Estava assim aberta a porta para o fascínio do dinheiro e da especulação financeira enquanto sistema com um único objectivo: “produzir mais lucro e riqueza para um número reduzido de pessoas (...) no mínimo de tempo” (Samuel Weber, In Expresso-Actual, 7/8/2010), isto é, para o capitalismo tal como o conhecemos hoje. E foi Karl Marx quem melhor descreveu esta tendência - ou mesmo ânsia - muito enraizada na mentalidade capitalista, dizendo que, nesse mesmo capitalismo, cada limite é uma fronteira que deve ser transposta, ou seja, se não se cresce continuamente, diminui-se, podendo mesmo vir a perder-se tudo.

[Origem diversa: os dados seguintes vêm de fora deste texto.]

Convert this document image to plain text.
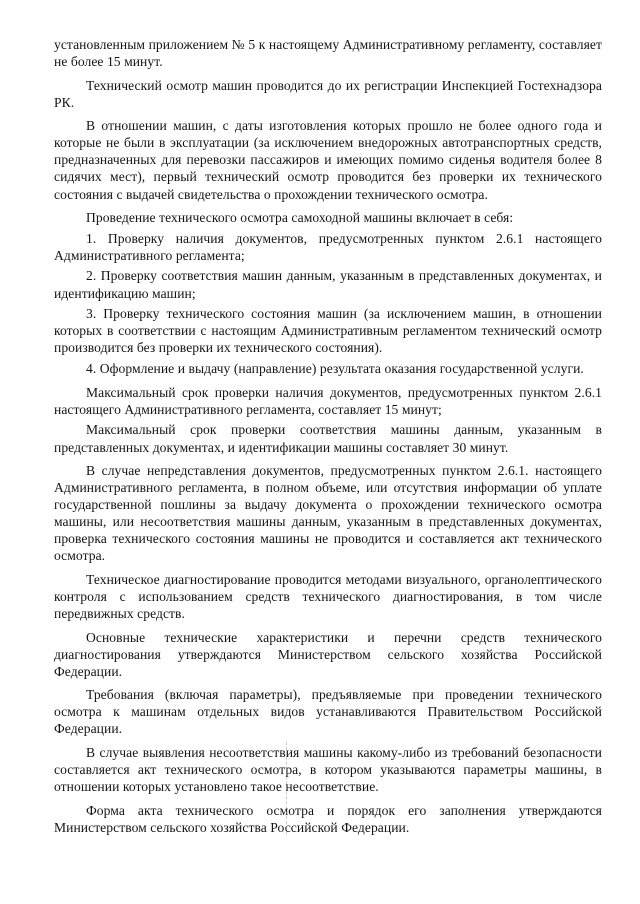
установленным приложением № 5 к настоящему Административному регламенту, составляет не более 15 минут.

Технический осмотр машин проводится до их регистрации Инспекцией Гостехнадзора РК.

В отношении машин, с даты изготовления которых прошло не более одного года и которые не были в эксплуатации (за исключением внедорожных автотранспортных средств, предназначенных для перевозки пассажиров и имеющих помимо сиденья водителя более 8 сидячих мест), первый технический осмотр проводится без проверки их технического состояния с выдачей свидетельства о прохождении технического осмотра.

Проведение технического осмотра самоходной машины включает в себя:

1. Проверку наличия документов, предусмотренных пунктом 2.6.1 настоящего Административного регламента;

2. Проверку соответствия машин данным, указанным в представленных документах, и идентификацию машин;

3. Проверку технического состояния машин (за исключением машин, в отношении которых в соответствии с настоящим Административным регламентом технический осмотр производится без проверки их технического состояния).

4. Оформление и выдачу (направление) результата оказания государственной услуги.

Максимальный срок проверки наличия документов, предусмотренных пунктом 2.6.1 настоящего Административного регламента, составляет 15 минут;

Максимальный срок проверки соответствия машины данным, указанным в представленных документах, и идентификации машины составляет 30 минут.

В случае непредставления документов, предусмотренных пунктом 2.6.1. настоящего Административного регламента, в полном объеме, или отсутствия информации об уплате государственной пошлины за выдачу документа о прохождении технического осмотра машины, или несоответствия машины данным, указанным в представленных документах, проверка технического состояния машины не проводится и составляется акт технического осмотра.

Техническое диагностирование проводится методами визуального, органолептического контроля с использованием средств технического диагностирования, в том числе передвижных средств.

Основные технические характеристики и перечни средств технического диагностирования утверждаются Министерством сельского хозяйства Российской Федерации.

Требования (включая параметры), предъявляемые при проведении технического осмотра к машинам отдельных видов устанавливаются Правительством Российской Федерации.

В случае выявления несоответствия машины какому-либо из требований безопасности составляется акт технического осмотра, в котором указываются параметры машины, в отношении которых установлено такое несоответствие.

Форма акта технического осмотра и порядок его заполнения утверждаются Министерством сельского хозяйства Российской Федерации.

O capitalismo é, assim, e voltando novamente a Samuel Weber, uma “reacção secular a um problema que foi posto primeiro num contexto teológico. O tempo tem duas dimensões: a da autorrealização (self-fulfillement) e a da perda, a do caminho para a morte.” (idem, ibidem) Num certo sentido “a acumulação de riqueza sem limites suscita uma resposta defensiva ao medo de que o tempo caminhe para a destruição do indivíduo e não para a autorrealização.” (idem, ibidem)

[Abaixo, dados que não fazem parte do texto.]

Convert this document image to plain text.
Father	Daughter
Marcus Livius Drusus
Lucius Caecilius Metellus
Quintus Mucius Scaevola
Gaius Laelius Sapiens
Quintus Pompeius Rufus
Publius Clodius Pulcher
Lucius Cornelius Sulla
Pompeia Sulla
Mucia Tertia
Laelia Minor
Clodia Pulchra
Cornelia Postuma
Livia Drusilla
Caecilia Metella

As teorias de Walter Benjamin, de Max Weber e de Karl Marx sobre o capitalismo distinguem-se ainda na forma como olham para o dinheiro em si e para os processos de criação de riqueza. Para Walter Benjamin ela vem sobretudo do juro (do dinheiro, portanto) mais do que do trabalho; enquanto este é, para Marx, o factor decisivo na criação dessa mesma riqueza. Já Weber, no espírito da ética protestante, concilia de certa forma as duas visões, pois afirma que o trabalho também dignifica o indivíduo. Na opinião de Samuel Weber “A modernidade europeia, ocidental, é o resultado destas duas coisas: por um lado, a esperança de uma graça individual que nasceu com Jesus; por outro, a desconfiança em relação à via universalista.” (à ideia de que todo o indivíduo é salvável se for à missa, se confessar os pecados, etc.). (idem, ibidem)

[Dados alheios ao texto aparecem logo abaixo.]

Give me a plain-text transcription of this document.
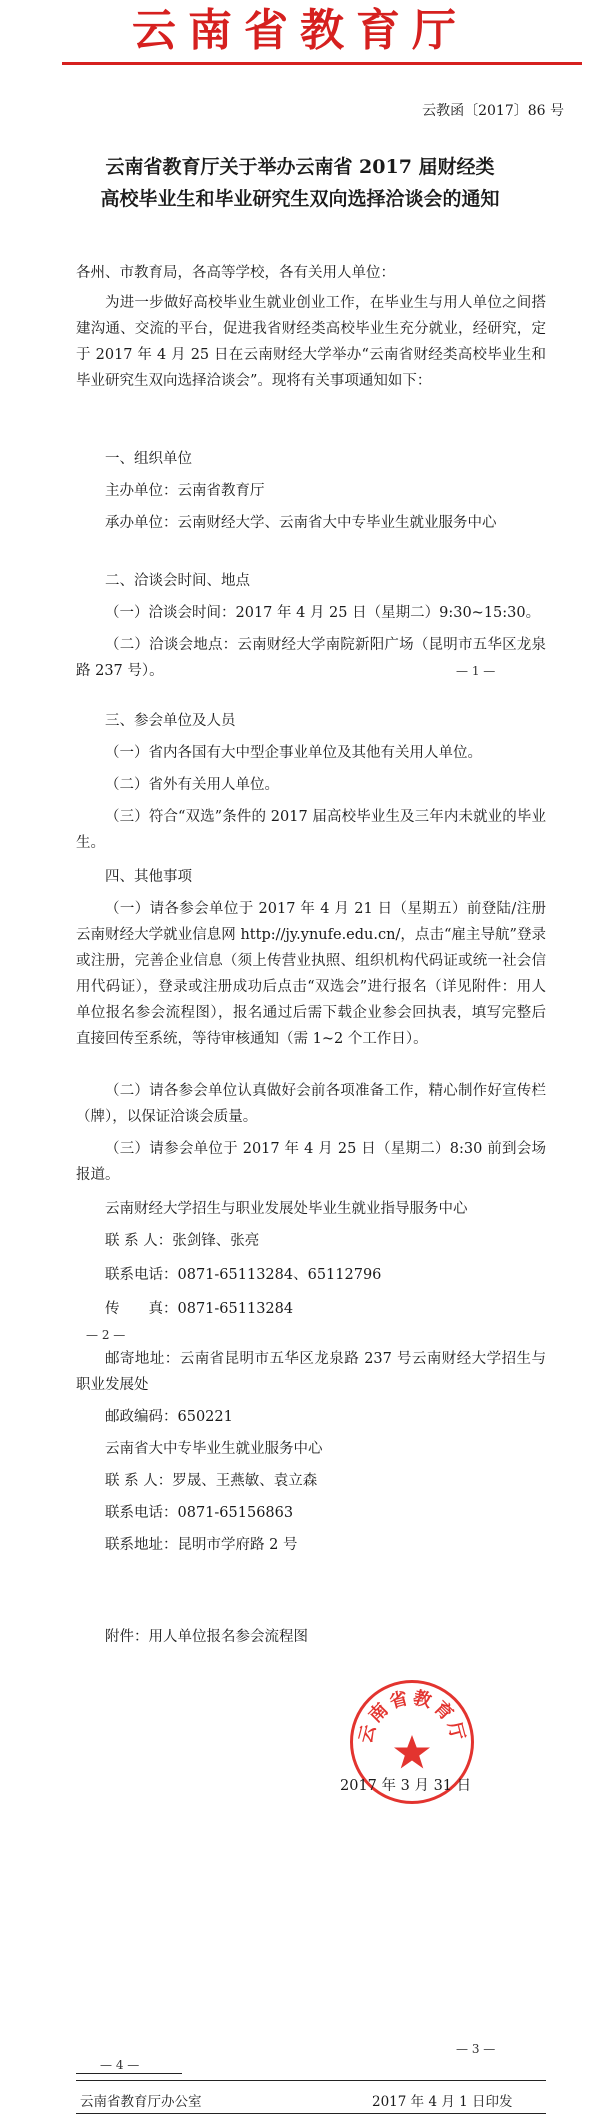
云南省教育厅
云教函〔2017〕86 号
云南省教育厅关于举办云南省 2017 届财经类
高校毕业生和毕业研究生双向选择洽谈会的通知
各州、市教育局，各高等学校，各有关用人单位：
为进一步做好高校毕业生就业创业工作，在毕业生与用人单位之间搭建沟通、交流的平台，促进我省财经类高校毕业生充分就业，经研究，定于 2017 年 4 月 25 日在云南财经大学举办“云南省财经类高校毕业生和毕业研究生双向选择洽谈会”。现将有关事项通知如下：
一、组织单位
主办单位：云南省教育厅
承办单位：云南财经大学、云南省大中专毕业生就业服务中心
二、洽谈会时间、地点
（一）洽谈会时间：2017 年 4 月 25 日（星期二）9:30~15:30。
（二）洽谈会地点：云南财经大学南院新阳广场（昆明市五华区龙泉路 237 号）。	— 1 —
三、参会单位及人员
（一）省内各国有大中型企事业单位及其他有关用人单位。
（二）省外有关用人单位。
（三）符合“双选”条件的 2017 届高校毕业生及三年内未就业的毕业生。
四、其他事项
（一）请各参会单位于 2017 年 4 月 21 日（星期五）前登陆/注册云南财经大学就业信息网 http://jy.ynufe.edu.cn/，点击“雇主导航”登录或注册，完善企业信息（须上传营业执照、组织机构代码证或统一社会信用代码证），登录或注册成功后点击“双选会”进行报名（详见附件：用人单位报名参会流程图），报名通过后需下载企业参会回执表，填写完整后直接回传至系统，等待审核通知（需 1~2 个工作日）。
（二）请各参会单位认真做好会前各项准备工作，精心制作好宣传栏（牌），以保证洽谈会质量。
（三）请参会单位于 2017 年 4 月 25 日（星期二）8:30 前到会场报道。
云南财经大学招生与职业发展处毕业生就业指导服务中心
联 系 人：张剑锋、张亮
联系电话：0871-65113284、65112796
传　　真：0871-65113284
— 2 —
邮寄地址：云南省昆明市五华区龙泉路 237 号云南财经大学招生与职业发展处
邮政编码：650221
云南省大中专毕业生就业服务中心
联 系 人：罗晟、王燕敏、袁立森
联系电话：0871-65156863
联系地址：昆明市学府路 2 号
附件：用人单位报名参会流程图
云南省教育厅
2017 年 3 月 31 日
— 4 —
— 3 —
云南省教育厅办公室	2017 年 4 月 1 日印发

Quanto à criação de riqueza através da especulação financeira, marca indelével da nossa época, é óbvio que algo se descontrolou e o monstro se tornou maior que o seu criador, o que originou o colapso que todos conhecemos e abriu uma crise financeira e económica sem precedentes que, para Samuel Weber, ultrapassa, e muito, a simples “razão económica”. Segundo este pensador, “os antecedentes desta crise são muito mais culturais, históricos e mesmo tecnológicos. Para a compreendermos, é importante termos uma perspectiva que coloca também questões psicológicas, além das culturais e teológicas...” (idem, ibidem). A este propósito, Samuel Weber recorda até que “a palavra «crise», não devemos esquecer, está no centro da reflexão filosófica no século XX” e que a própria palavra em si “não é de modo algum do domínio económico”. De certa forma, “o dinheiro (...) poderá ser visto como uma maneira de estabelecer uma mediação entre essa expectativa de um certo destino imortal ligado à origem do mundo, no plano bíblico, e a força do dinheiro para compensar a mortalidade que o pecado instaurou.”
Embora por vias distintas, o dinheiro continua assim, nos dias que vivemos, a ser “um signo do ser eleito, um signo da graça” (tal como descreveu Max Weber) e, por isso, continua a alimentar “o modelo da especulação ilimitada do capitalismo” que, sendo teológico na sua base e na sua origem tem também “razões psicológicas e antropológicas” (idem, ibidem).
Ou seja, deixemo-nos de fantasias ingénuas e demagógicas: a verdade é que não será nada fácil alterar este satus quo, sobretudo quando estão em causa fundamentos tão complexos como estes.